Junto a esa petición, el creyente puede pedir entendimiento para ver lo que Dios quiere enseñarle en la prueba, gracia para atravesarla sin desesperarse, paciencia, y también dirección para saber a quién acudir o con quién orar. El Señor Jesucristo mismo modeló esta actitud en el Jardín de Getsemaní: deseaba que la copa pasara de Él, pero sometió su voluntad a la del Padre.
También hay espacio para la gratitud en medio del sufrimiento. Agradecer que Dios acompaña, que hay hermanos que oran, que hay recursos para enfrentar la enfermedad —cosas que otros no tienen— es también una forma genuina de orar. Y cuando el creyente ni siquiera sabe cómo pedir, puede recordar que el Espíritu intercede por él con gemidos indecibles, tal como lo expresa Romanos.
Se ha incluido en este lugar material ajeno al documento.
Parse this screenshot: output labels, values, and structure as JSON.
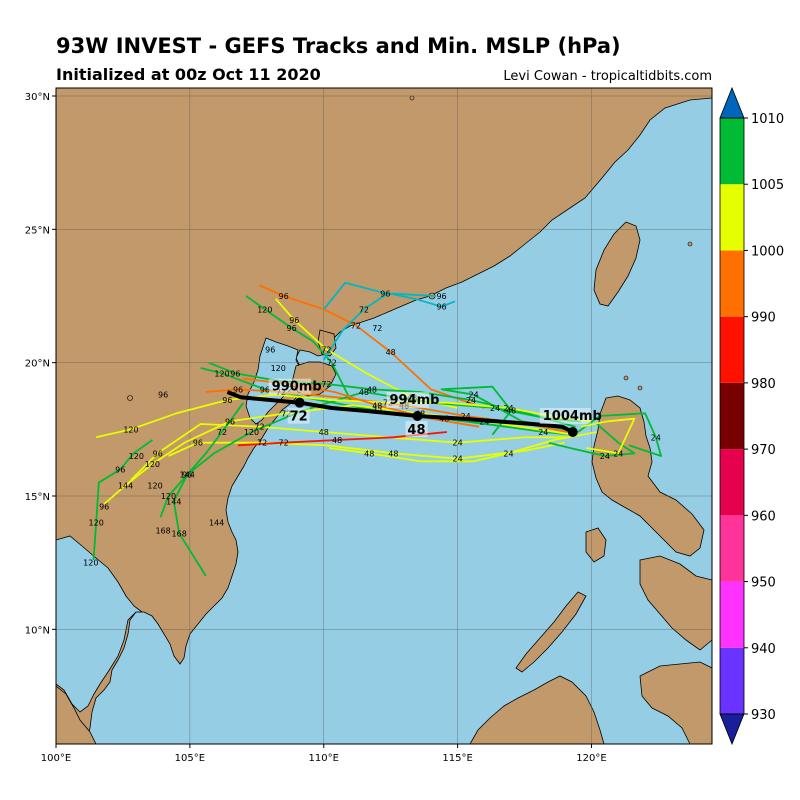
{
  "header": {
    "title": "93W INVEST - GEFS Tracks and Min. MSLP (hPa)",
    "subtitle": "Initialized at 00z Oct 11 2020",
    "credit": "Levi Cowan - tropicaltidbits.com"
  },
  "map": {
    "lon_range": [
      100,
      124.5
    ],
    "lat_range": [
      5.7,
      30.3
    ],
    "colors": {
      "ocean": "#94cde4",
      "land": "#c1996a",
      "coast": "#000000",
      "grid": "#555555"
    },
    "lon_ticks": [
      {
        "value": 100,
        "label": "100°E"
      },
      {
        "value": 105,
        "label": "105°E"
      },
      {
        "value": 110,
        "label": "110°E"
      },
      {
        "value": 115,
        "label": "115°E"
      },
      {
        "value": 120,
        "label": "120°E"
      }
    ],
    "lat_ticks": [
      {
        "value": 10,
        "label": "10°N"
      },
      {
        "value": 15,
        "label": "15°N"
      },
      {
        "value": 20,
        "label": "20°N"
      },
      {
        "value": 25,
        "label": "25°N"
      },
      {
        "value": 30,
        "label": "30°N"
      }
    ]
  },
  "colorbar": {
    "levels": [
      {
        "value": 930,
        "color": "#6a33ff"
      },
      {
        "value": 940,
        "color": "#ff33ff"
      },
      {
        "value": 950,
        "color": "#ff3399"
      },
      {
        "value": 960,
        "color": "#e6004d"
      },
      {
        "value": 970,
        "color": "#780000"
      },
      {
        "value": 980,
        "color": "#ff1100"
      },
      {
        "value": 990,
        "color": "#ff7000"
      },
      {
        "value": 1000,
        "color": "#e6ff00"
      },
      {
        "value": 1005,
        "color": "#00bb33"
      },
      {
        "value": 1010,
        "color": "#00b7c3"
      }
    ],
    "under_color": "#1a1e99",
    "over_color": "#0066bb",
    "tick_labels": [
      "930",
      "940",
      "950",
      "960",
      "970",
      "980",
      "990",
      "1000",
      "1005",
      "1010"
    ]
  },
  "ensemble_mean": {
    "track": [
      [
        119.3,
        17.4
      ],
      [
        118.9,
        17.6
      ],
      [
        117.8,
        17.7
      ],
      [
        115.2,
        17.9
      ],
      [
        113.5,
        18.0
      ],
      [
        111.5,
        18.2
      ],
      [
        110.3,
        18.3
      ],
      [
        109.1,
        18.5
      ],
      [
        108.0,
        18.6
      ],
      [
        106.9,
        18.7
      ],
      [
        106.4,
        18.9
      ]
    ],
    "markers": [
      {
        "lon": 119.3,
        "lat": 17.4,
        "pressure": "1004mb",
        "hour": "",
        "dx": -30,
        "dy": -12
      },
      {
        "lon": 113.5,
        "lat": 18.0,
        "pressure": "994mb",
        "hour": "48",
        "dx": -28,
        "dy": -12
      },
      {
        "lon": 109.1,
        "lat": 18.5,
        "pressure": "990mb",
        "hour": "72",
        "dx": -28,
        "dy": -12
      }
    ]
  },
  "members": [
    {
      "color": "#00bb33",
      "hour_labels": [
        "24",
        "48",
        "72",
        "96",
        "120"
      ],
      "track": [
        [
          119.3,
          17.3
        ],
        [
          118.2,
          17.4
        ],
        [
          116.8,
          17.6
        ],
        [
          114.5,
          17.9
        ],
        [
          112.0,
          18.2
        ],
        [
          109.8,
          18.6
        ],
        [
          107.8,
          19.0
        ],
        [
          106.2,
          19.6
        ],
        [
          105.4,
          19.8
        ]
      ]
    },
    {
      "color": "#e6ff00",
      "hour_labels": [
        "24",
        "48",
        "72",
        "96",
        "120",
        "144"
      ],
      "track": [
        [
          119.3,
          17.3
        ],
        [
          118.0,
          17.5
        ],
        [
          116.0,
          17.8
        ],
        [
          113.6,
          18.1
        ],
        [
          111.1,
          18.4
        ],
        [
          108.6,
          18.1
        ],
        [
          106.5,
          17.8
        ],
        [
          104.8,
          17.0
        ],
        [
          103.6,
          16.2
        ],
        [
          102.6,
          15.4
        ],
        [
          101.8,
          14.7
        ]
      ]
    },
    {
      "color": "#e6ff00",
      "hour_labels": [
        "24",
        "48",
        "72",
        "96"
      ],
      "track": [
        [
          119.2,
          17.2
        ],
        [
          117.5,
          17.2
        ],
        [
          115.0,
          17.0
        ],
        [
          112.4,
          17.2
        ],
        [
          110.0,
          17.4
        ],
        [
          107.6,
          17.6
        ],
        [
          105.4,
          17.7
        ],
        [
          103.8,
          16.6
        ],
        [
          102.8,
          15.6
        ]
      ]
    },
    {
      "color": "#ff7000",
      "hour_labels": [
        "24",
        "48",
        "72",
        "96"
      ],
      "track": [
        [
          119.1,
          17.4
        ],
        [
          117.6,
          17.7
        ],
        [
          115.3,
          18.0
        ],
        [
          113.0,
          18.4
        ],
        [
          110.5,
          18.7
        ],
        [
          108.4,
          18.9
        ],
        [
          106.8,
          19.0
        ],
        [
          105.6,
          18.9
        ]
      ]
    },
    {
      "color": "#ff7000",
      "hour_labels": [
        "48",
        "72",
        "96"
      ],
      "track": [
        [
          116.0,
          18.3
        ],
        [
          114.0,
          19.0
        ],
        [
          112.5,
          20.4
        ],
        [
          111.2,
          21.4
        ],
        [
          110.0,
          22.0
        ],
        [
          108.5,
          22.5
        ],
        [
          107.6,
          22.9
        ]
      ]
    },
    {
      "color": "#e6ff00",
      "hour_labels": [
        "48",
        "72",
        "96"
      ],
      "track": [
        [
          115.0,
          18.3
        ],
        [
          113.3,
          18.7
        ],
        [
          111.6,
          19.6
        ],
        [
          110.1,
          20.5
        ],
        [
          108.9,
          21.6
        ],
        [
          108.2,
          22.4
        ]
      ]
    },
    {
      "color": "#00bb33",
      "hour_labels": [
        "72",
        "96",
        "120"
      ],
      "track": [
        [
          111.0,
          18.6
        ],
        [
          110.3,
          20.0
        ],
        [
          109.6,
          20.8
        ],
        [
          108.8,
          21.3
        ],
        [
          107.8,
          22.0
        ],
        [
          107.1,
          22.5
        ]
      ]
    },
    {
      "color": "#00b7c3",
      "hour_labels": [
        "72",
        "96"
      ],
      "track": [
        [
          110.0,
          20.1
        ],
        [
          110.7,
          21.2
        ],
        [
          111.5,
          22.0
        ],
        [
          112.4,
          22.6
        ],
        [
          113.4,
          22.4
        ],
        [
          114.4,
          22.1
        ],
        [
          114.9,
          22.3
        ]
      ]
    },
    {
      "color": "#00b7c3",
      "hour_labels": [
        "96"
      ],
      "track": [
        [
          110.0,
          22.0
        ],
        [
          110.8,
          23.0
        ],
        [
          112.3,
          22.6
        ],
        [
          114.2,
          22.5
        ]
      ]
    },
    {
      "color": "#e6ff00",
      "hour_labels": [
        "24",
        "48",
        "72",
        "96"
      ],
      "track": [
        [
          119.0,
          17.0
        ],
        [
          117.5,
          16.7
        ],
        [
          115.0,
          16.4
        ],
        [
          112.6,
          16.6
        ],
        [
          110.1,
          16.9
        ],
        [
          107.7,
          17.0
        ],
        [
          105.3,
          17.0
        ],
        [
          104.2,
          16.5
        ]
      ]
    },
    {
      "color": "#ff1100",
      "hour_labels": [
        "48",
        "72"
      ],
      "track": [
        [
          114.6,
          17.4
        ],
        [
          112.6,
          17.2
        ],
        [
          110.5,
          17.1
        ],
        [
          108.5,
          17.0
        ],
        [
          106.8,
          16.9
        ]
      ]
    },
    {
      "color": "#00bb33",
      "hour_labels": [
        "24",
        "48",
        "120",
        "144",
        "168"
      ],
      "track": [
        [
          119.6,
          17.8
        ],
        [
          118.4,
          17.9
        ],
        [
          116.4,
          18.3
        ],
        [
          114.0,
          18.5
        ],
        [
          111.5,
          18.9
        ],
        [
          109.2,
          18.2
        ],
        [
          107.3,
          17.4
        ],
        [
          105.9,
          16.6
        ],
        [
          104.9,
          15.8
        ],
        [
          104.4,
          14.8
        ],
        [
          104.6,
          13.6
        ],
        [
          105.6,
          12.0
        ]
      ]
    },
    {
      "color": "#00bb33",
      "hour_labels": [
        "72",
        "96",
        "120"
      ],
      "track": [
        [
          107.0,
          18.5
        ],
        [
          106.2,
          17.4
        ],
        [
          105.6,
          16.6
        ],
        [
          104.9,
          15.8
        ],
        [
          104.2,
          15.0
        ],
        [
          103.9,
          14.2
        ]
      ]
    },
    {
      "color": "#00bb33",
      "hour_labels": [
        "96",
        "120"
      ],
      "track": [
        [
          103.6,
          17.1
        ],
        [
          102.9,
          16.6
        ],
        [
          102.4,
          16.0
        ],
        [
          101.6,
          15.5
        ],
        [
          101.5,
          14.0
        ],
        [
          101.4,
          12.6
        ]
      ]
    },
    {
      "color": "#00bb33",
      "hour_labels": [
        "24",
        "48",
        "72",
        "96"
      ],
      "track": [
        [
          119.4,
          17.6
        ],
        [
          117.6,
          18.1
        ],
        [
          115.5,
          18.6
        ],
        [
          113.6,
          18.9
        ],
        [
          111.8,
          19.0
        ],
        [
          110.1,
          19.2
        ],
        [
          108.4,
          19.3
        ],
        [
          106.7,
          19.6
        ],
        [
          105.7,
          20.0
        ]
      ]
    },
    {
      "color": "#e6ff00",
      "hour_labels": [
        "24",
        "72",
        "96",
        "120"
      ],
      "track": [
        [
          120.0,
          17.8
        ],
        [
          118.5,
          18.0
        ],
        [
          116.9,
          18.3
        ],
        [
          114.6,
          18.5
        ],
        [
          112.4,
          18.5
        ],
        [
          110.3,
          18.6
        ],
        [
          108.2,
          18.8
        ],
        [
          106.4,
          18.6
        ],
        [
          104.5,
          18.1
        ],
        [
          102.8,
          17.5
        ],
        [
          101.5,
          17.2
        ]
      ]
    },
    {
      "color": "#00bb33",
      "hour_labels": [
        "24"
      ],
      "track": [
        [
          120.2,
          17.7
        ],
        [
          121.0,
          17.0
        ],
        [
          121.6,
          16.6
        ],
        [
          120.5,
          16.5
        ],
        [
          119.2,
          16.8
        ],
        [
          118.4,
          17.0
        ]
      ]
    },
    {
      "color": "#00bb33",
      "hour_labels": [
        "24"
      ],
      "track": [
        [
          119.5,
          17.4
        ],
        [
          120.3,
          18.0
        ],
        [
          122.0,
          18.1
        ],
        [
          122.4,
          17.2
        ],
        [
          122.6,
          16.5
        ],
        [
          121.4,
          16.9
        ]
      ]
    },
    {
      "color": "#e6ff00",
      "hour_labels": [
        "24"
      ],
      "track": [
        [
          119.6,
          17.6
        ],
        [
          120.6,
          17.8
        ],
        [
          121.6,
          17.9
        ],
        [
          121.0,
          16.6
        ],
        [
          119.8,
          16.8
        ]
      ]
    },
    {
      "color": "#ff7000",
      "hour_labels": [
        "48",
        "72"
      ],
      "track": [
        [
          115.8,
          17.6
        ],
        [
          114.0,
          17.9
        ],
        [
          112.0,
          18.4
        ],
        [
          110.4,
          18.9
        ],
        [
          108.7,
          19.2
        ],
        [
          107.0,
          19.4
        ]
      ]
    },
    {
      "color": "#00bb33",
      "hour_labels": [
        "24",
        "48"
      ],
      "track": [
        [
          119.0,
          17.5
        ],
        [
          117.4,
          17.8
        ],
        [
          115.6,
          18.8
        ],
        [
          114.4,
          19.0
        ],
        [
          116.3,
          19.1
        ],
        [
          117.0,
          18.2
        ],
        [
          116.3,
          17.3
        ]
      ]
    },
    {
      "color": "#e6ff00",
      "hour_labels": [
        "24",
        "48"
      ],
      "track": [
        [
          120.2,
          17.4
        ],
        [
          118.6,
          17.1
        ],
        [
          116.9,
          16.6
        ],
        [
          115.6,
          16.3
        ],
        [
          113.6,
          16.3
        ],
        [
          111.7,
          16.6
        ],
        [
          110.2,
          16.8
        ]
      ]
    }
  ],
  "free_labels": [
    {
      "text": "120",
      "lon": 101.3,
      "lat": 12.5
    },
    {
      "text": "96",
      "lon": 101.8,
      "lat": 14.6
    },
    {
      "text": "120",
      "lon": 103.0,
      "lat": 16.5
    },
    {
      "text": "120",
      "lon": 103.7,
      "lat": 15.4
    },
    {
      "text": "144",
      "lon": 104.4,
      "lat": 14.8
    },
    {
      "text": "144",
      "lon": 106.0,
      "lat": 14.0
    },
    {
      "text": "168",
      "lon": 104.0,
      "lat": 13.7
    },
    {
      "text": "96",
      "lon": 104.0,
      "lat": 18.8
    },
    {
      "text": "96",
      "lon": 108.0,
      "lat": 20.5
    },
    {
      "text": "120",
      "lon": 108.3,
      "lat": 19.8
    },
    {
      "text": "96",
      "lon": 114.4,
      "lat": 22.5
    },
    {
      "text": "72",
      "lon": 112.0,
      "lat": 21.3
    }
  ]
}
El pastor Núñez comparte que en momentos así él mismo ha orado citando esa promesa, pidiéndole al Espíritu que interceda donde sus propias palabras no alcanzan.
La tribulación puede convertirse en la ocasión para conocer a Dios más profundamente: su gracia, su poder, su fidelidad. Esa es quizás la petición más transformadora que el creyente puede hacer: que no salga de la prueba sin haber conocido mejor al Dios que lo sostiene en ella.